Mario tentò di affinarsi per essere all'altezza della situazione e, com'è naturale, ricordò di essere un letterato. La parte più fine della sua natura si destò per protendersi alla storia. Disse letteralmente: “Vorrei saper descrivere quello che oggi sento. - E, dopo una lieve esitazione: - Bisognerebbe avere una penna d'oro con cui vergare le parole su una pergamena alluminata”.

Era una rinunzia, perchè fra altre molte cose, a Trieste mancavano allora penne d'oro e pergamene alluminate. Ma al Gaia parve tutt'altro, e s'arrabbiò come sanno arrabbiarsi i beoni.

Gli parve cosa enorme che il Samigli osasse anche solo menzionare la propria penna al cospetto di un avvenimento d'importanza storica. Strinse le labbra come per nascondere nella bocca un grosso insulto che vi si formava per genesi spontanea, poi riaperse il pugno, che s'era stretto da sè, mentr'egli guardava il naso roseo del letterato, ma non seppe trattenere la reazione più efficace della parola e anche del pugno, ch'era stata pensata da lungo tempo, ma che mancava ancora della maturità che le può venire dall'accuratata preparazione: La burla si scaricò sul capo del povero Mario come se si fosse trattato di un esplosivo che per caso avesse trovato il contatto col fuoco. Così il Gaia imparò che anche la burla come tutte le altre opere d'arte può essere improvvisata. Egli non credeva al suo successo e si preparava ad annullarla dopo di essersene servito a manifestare il suo disprezzo a quel presuntuoso. Poi, invece, Mario abboccò tanto bene che liberarnelo sarebbe costato uno sforzo grande. E il Gaia lasciò vivere la burla, ricordando come a Trieste vi fossero pochi divertimenti. Bisognava rifarsi di un'epoca troppo lunga di serietà.

La iniziò con veemenza: “Dimenticavo di dirtelo. Tutto si dimentica in una giornata simile. Sai chi ho visto nella folla plaudente? Il rappresentante dell'editore Westermann di Vienna. M'avvicinai a lui per seccarlo. Applaudiva anche lui che non sa una parola di italiano. E invece che risentirsi, mi parlò subito di te. Mi domandò quali impegni tu avessi col tuo editore per quel tuo vecchio romanzo Una Giovinezza. Se non erro, tu l'hai venduto quel libro?”.

“Nient'affatto, - disse Mario con grande calore. - È mio, del tutto mio. Pagai le spese dell'edizine fino all'ultimo centesimo, a dall'editore non ebbi mai niente”.

Parve che il commesso viaggiatore desse grande importanza a quanto apprendeva. Egli ben sapeva quale aspetto dovesse assumere un uomo quando improvvisamente vede affacciarsi la possibilità di un buon affare, perchè egli aveva almeno una volta al giorno quell'aspetto. Si raccolse e s'inarcò come se avesse voluto prendere uno slancio:

“C'è allora la possibilità di vendere quel romanzo - esclamò - Peccato ch'io non lo avessi saputo. E se ora buttano subito fuori di Trieste quel tedescone? Addio affare! Pensa ch'egli è venuto a Trieste proprio per trattare con te”.

Mario era indignato, e bisogna constatare con un po' di sorpresa che l'indignazione fu il primo suo sentimento all'annunzio dell'inaspettato successo, mentre non aveva mai conosciuto l'indignazione nei lunghi anni di vana attesa.
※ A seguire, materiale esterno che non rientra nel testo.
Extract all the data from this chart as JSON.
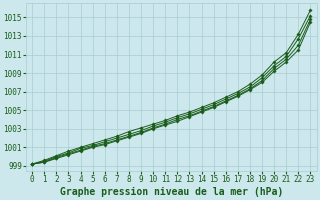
{
  "title": "Graphe pression niveau de la mer (hPa)",
  "xlabel": "Graphe pression niveau de la mer (hPa)",
  "x": [
    0,
    1,
    2,
    3,
    4,
    5,
    6,
    7,
    8,
    9,
    10,
    11,
    12,
    13,
    14,
    15,
    16,
    17,
    18,
    19,
    20,
    21,
    22,
    23
  ],
  "lines": [
    [
      999.2,
      999.6,
      1000.1,
      1000.6,
      1001.0,
      1001.4,
      1001.8,
      1002.2,
      1002.7,
      1003.1,
      1003.5,
      1003.9,
      1004.4,
      1004.8,
      1005.3,
      1005.8,
      1006.4,
      1007.0,
      1007.8,
      1008.8,
      1010.2,
      1011.2,
      1013.2,
      1015.8
    ],
    [
      999.2,
      999.5,
      1000.0,
      1000.4,
      1000.9,
      1001.2,
      1001.6,
      1002.0,
      1002.4,
      1002.8,
      1003.3,
      1003.7,
      1004.2,
      1004.6,
      1005.1,
      1005.6,
      1006.2,
      1006.8,
      1007.5,
      1008.5,
      1009.8,
      1010.8,
      1012.7,
      1015.2
    ],
    [
      999.2,
      999.4,
      999.9,
      1000.3,
      1000.7,
      1001.1,
      1001.4,
      1001.8,
      1002.2,
      1002.6,
      1003.1,
      1003.5,
      1004.0,
      1004.4,
      1004.9,
      1005.4,
      1006.0,
      1006.6,
      1007.3,
      1008.2,
      1009.5,
      1010.5,
      1012.0,
      1014.8
    ],
    [
      999.2,
      999.4,
      999.8,
      1000.2,
      1000.6,
      1001.0,
      1001.3,
      1001.7,
      1002.1,
      1002.5,
      1003.0,
      1003.4,
      1003.8,
      1004.3,
      1004.8,
      1005.3,
      1005.9,
      1006.5,
      1007.2,
      1008.0,
      1009.2,
      1010.2,
      1011.5,
      1014.5
    ]
  ],
  "line_color": "#1a5c1a",
  "marker": "D",
  "markersize": 1.8,
  "bg_color": "#cce8ec",
  "grid_color": "#aaccd4",
  "text_color": "#1a5c1a",
  "ylim": [
    998.5,
    1016.5
  ],
  "yticks": [
    999,
    1001,
    1003,
    1005,
    1007,
    1009,
    1011,
    1013,
    1015
  ],
  "xticks": [
    0,
    1,
    2,
    3,
    4,
    5,
    6,
    7,
    8,
    9,
    10,
    11,
    12,
    13,
    14,
    15,
    16,
    17,
    18,
    19,
    20,
    21,
    22,
    23
  ],
  "tick_fontsize": 5.5,
  "xlabel_fontsize": 7.0
}
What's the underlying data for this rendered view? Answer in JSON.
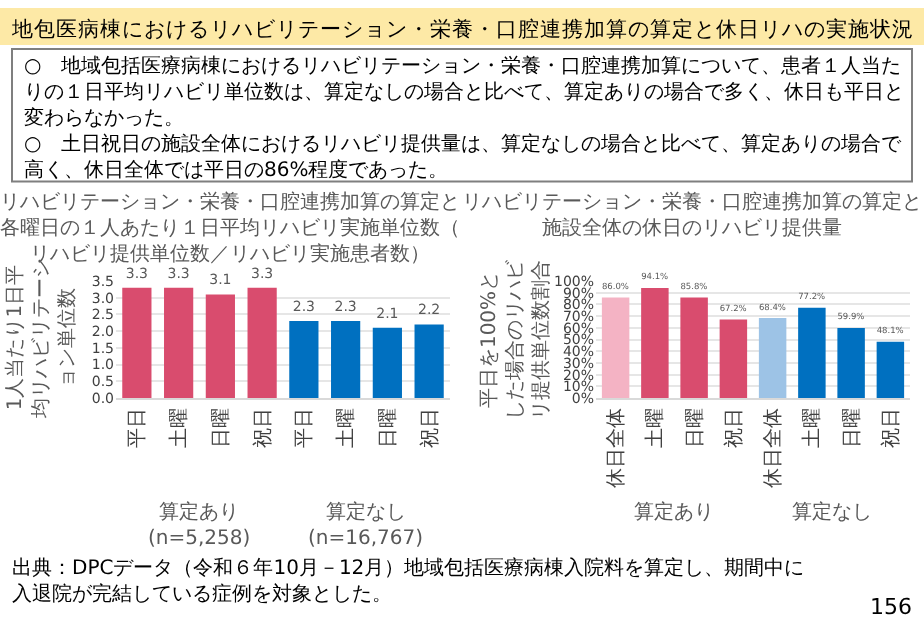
{
  "chart_data": [
    {
      "type": "bar",
      "title": "リハビリテーション・栄養・口腔連携加算の算定と各曜日の１人あたり１日平均リハビリ実施単位数（リハビリ提供単位数／リハビリ実施患者数）",
      "ylabel": "1人当たり1日平均リハビリテーション単位数",
      "categories": [
        "平日",
        "土曜",
        "日曜",
        "祝日",
        "平日",
        "土曜",
        "日曜",
        "祝日"
      ],
      "values": [
        3.3,
        3.3,
        3.1,
        3.3,
        2.3,
        2.3,
        2.1,
        2.2
      ],
      "colors": [
        "#d94c6e",
        "#d94c6e",
        "#d94c6e",
        "#d94c6e",
        "#0070c0",
        "#0070c0",
        "#0070c0",
        "#0070c0"
      ],
      "data_labels": true,
      "ylim": [
        0,
        3.5
      ],
      "yticks": [
        {
          "value": 0,
          "label": "0.0"
        },
        {
          "value": 0.5,
          "label": "0.5"
        },
        {
          "value": 1,
          "label": "1.0"
        },
        {
          "value": 1.5,
          "label": "1.5"
        },
        {
          "value": 2,
          "label": "2.0"
        },
        {
          "value": 2.5,
          "label": "2.5"
        },
        {
          "value": 3,
          "label": "3.0"
        },
        {
          "value": 3.5,
          "label": "3.5"
        }
      ],
      "grid": "y",
      "annotations": [
        "算定あり(n=5,258)",
        "算定なし(n=16,767)",
        "地包医病棟におけるリハビリテーション・栄養・口腔連携加算の算定と休日リハの実施状況",
        "○　地域包括医療病棟におけるリハビリテーション・栄養・口腔連携加算について、患者１人当たりの１日平均リハビリ単位数は、算定なしの場合と比べて、算定ありの場合で多く、休日も平日と変わらなかった。",
        "○　土日祝日の施設全体におけるリハビリ提供量は、算定なしの場合と比べて、算定ありの場合で高く、休日全体では平日の86%程度であった。",
        "出典：DPCデータ（令和６年10月－12月）地域包括医療病棟入院料を算定し、期間中に入退院が完結している症例を対象とした。",
        "156"
      ]
    },
    {
      "type": "bar",
      "title": "リハビリテーション・栄養・口腔連携加算の算定と施設全体の休日のリハビリ提供量",
      "ylabel": "平日を100%とした場合のリハビリ提供単位数割合",
      "categories": [
        "休日全体",
        "土曜",
        "日曜",
        "祝日",
        "休日全体",
        "土曜",
        "日曜",
        "祝日"
      ],
      "values": [
        86.0,
        94.1,
        85.8,
        67.2,
        68.4,
        77.2,
        59.9,
        48.1
      ],
      "value_labels": [
        "86.0%",
        "94.1%",
        "85.8%",
        "67.2%",
        "68.4%",
        "77.2%",
        "59.9%",
        "48.1%"
      ],
      "colors": [
        "#f4b3c4",
        "#d94c6e",
        "#d94c6e",
        "#d94c6e",
        "#9dc3e6",
        "#0070c0",
        "#0070c0",
        "#0070c0"
      ],
      "ylim": [
        0,
        100
      ],
      "yticks": [
        {
          "value": 0,
          "label": "0%"
        },
        {
          "value": 10,
          "label": "10%"
        },
        {
          "value": 20,
          "label": "20%"
        },
        {
          "value": 30,
          "label": "30%"
        },
        {
          "value": 40,
          "label": "40%"
        },
        {
          "value": 50,
          "label": "50%"
        },
        {
          "value": 60,
          "label": "60%"
        },
        {
          "value": 70,
          "label": "70%"
        },
        {
          "value": 80,
          "label": "80%"
        },
        {
          "value": 90,
          "label": "90%"
        },
        {
          "value": 100,
          "label": "100%"
        }
      ],
      "grid": "y",
      "annotations": [
        "算定あり",
        "算定なし"
      ]
    }
  ]
}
Come aveva potuto credere il Gaia che il romanzo non fosse più suo? Chi mai in quegli anni aveva domandato di acquistarlo? E fu oppresso da un'ira ch'era insopportabile, perchè subito intese che non doveva rivelarla. Egli era ora tutto nelle mani del Gaia e vedeva che non doveva offenderlo. Ma con dolore pensò che si trovava nelle mani di persona che con la sua leggerezza minacciava di rovinarlo.
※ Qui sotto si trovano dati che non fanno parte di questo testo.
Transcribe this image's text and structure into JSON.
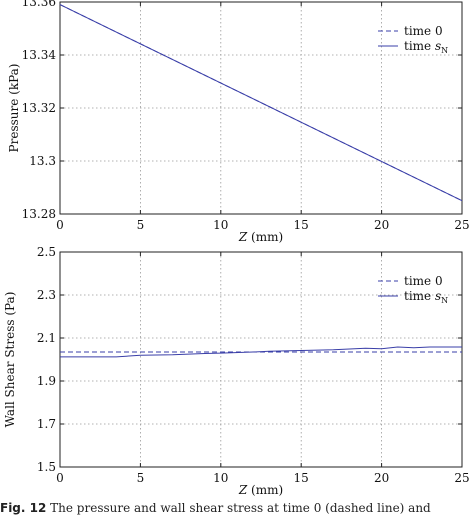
{
  "chart_data": [
    {
      "type": "line",
      "xlabel_var": "Z",
      "xlabel_unit": "(mm)",
      "ylabel": "Pressure (kPa)",
      "xlim": [
        0,
        25
      ],
      "ylim": [
        13.28,
        13.36
      ],
      "xticks": [
        "0",
        "5",
        "10",
        "15",
        "20",
        "25"
      ],
      "yticks": [
        "13.28",
        "13.3",
        "13.32",
        "13.34",
        "13.36"
      ],
      "grid": true,
      "legend_position": "top-right",
      "series": [
        {
          "name": "time 0",
          "style": "dashed",
          "color": "#3a3fa8",
          "x": [
            0,
            25
          ],
          "y": [
            13.359,
            13.285
          ]
        },
        {
          "name": "time s_N",
          "style": "solid",
          "color": "#3a3fa8",
          "x": [
            0,
            25
          ],
          "y": [
            13.359,
            13.285
          ]
        }
      ]
    },
    {
      "type": "line",
      "xlabel_var": "Z",
      "xlabel_unit": "(mm)",
      "ylabel": "Wall Shear Stress (Pa)",
      "xlim": [
        0,
        25
      ],
      "ylim": [
        1.5,
        2.5
      ],
      "xticks": [
        "0",
        "5",
        "10",
        "15",
        "20",
        "25"
      ],
      "yticks": [
        "1.5",
        "1.7",
        "1.9",
        "2.1",
        "2.3",
        "2.5"
      ],
      "grid": true,
      "legend_position": "top-right",
      "series": [
        {
          "name": "time 0",
          "style": "dashed",
          "color": "#3a3fa8",
          "x": [
            0,
            25
          ],
          "y": [
            2.035,
            2.035
          ]
        },
        {
          "name": "time s_N",
          "style": "solid",
          "color": "#3a3fa8",
          "x": [
            0,
            3.5,
            5,
            7,
            9,
            10,
            12,
            13,
            15,
            17,
            19,
            20,
            21,
            22,
            23,
            25
          ],
          "y": [
            2.012,
            2.012,
            2.02,
            2.022,
            2.028,
            2.03,
            2.035,
            2.038,
            2.042,
            2.045,
            2.052,
            2.05,
            2.058,
            2.055,
            2.058,
            2.058
          ]
        }
      ]
    }
  ],
  "caption": {
    "label": "Fig. 12",
    "text": "  The pressure and wall shear stress at time 0 (dashed line) and"
  }
}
Bisognava ricordare come il mondo apparisse sconvolto e disordinato in quei giorni. Se il rappresentante dell'editore era sparito nella folla, e non ci pensava lui stesso a riapparire, convinto com'era che l'affare di cui era incaricato fosse già stato fatto da altri, sarebbe stato impossibile rintracciarlo. Non c'era mai stata a questo mondo una folla simile a quella che si muoveva allora fra Triste e Vienna, attaccata agli scarsi treni ferroviari, o in forma d'ininterrotta fiumana, a piedi, sulle vie maestre, composta dall'esercito in fuga e da borghesi emigranti o rimpatrianti, tutti anonimi, ignoti come schiere di bestie cacciate dall'incendio o dalla fame.

Non dubitò un istante della perfetta verità delle comunicazioni del Gaia. Doveva essere più disposto alla credulità in seguito a quel successo di ogni sera del suo romanzo nella stanza del fratello.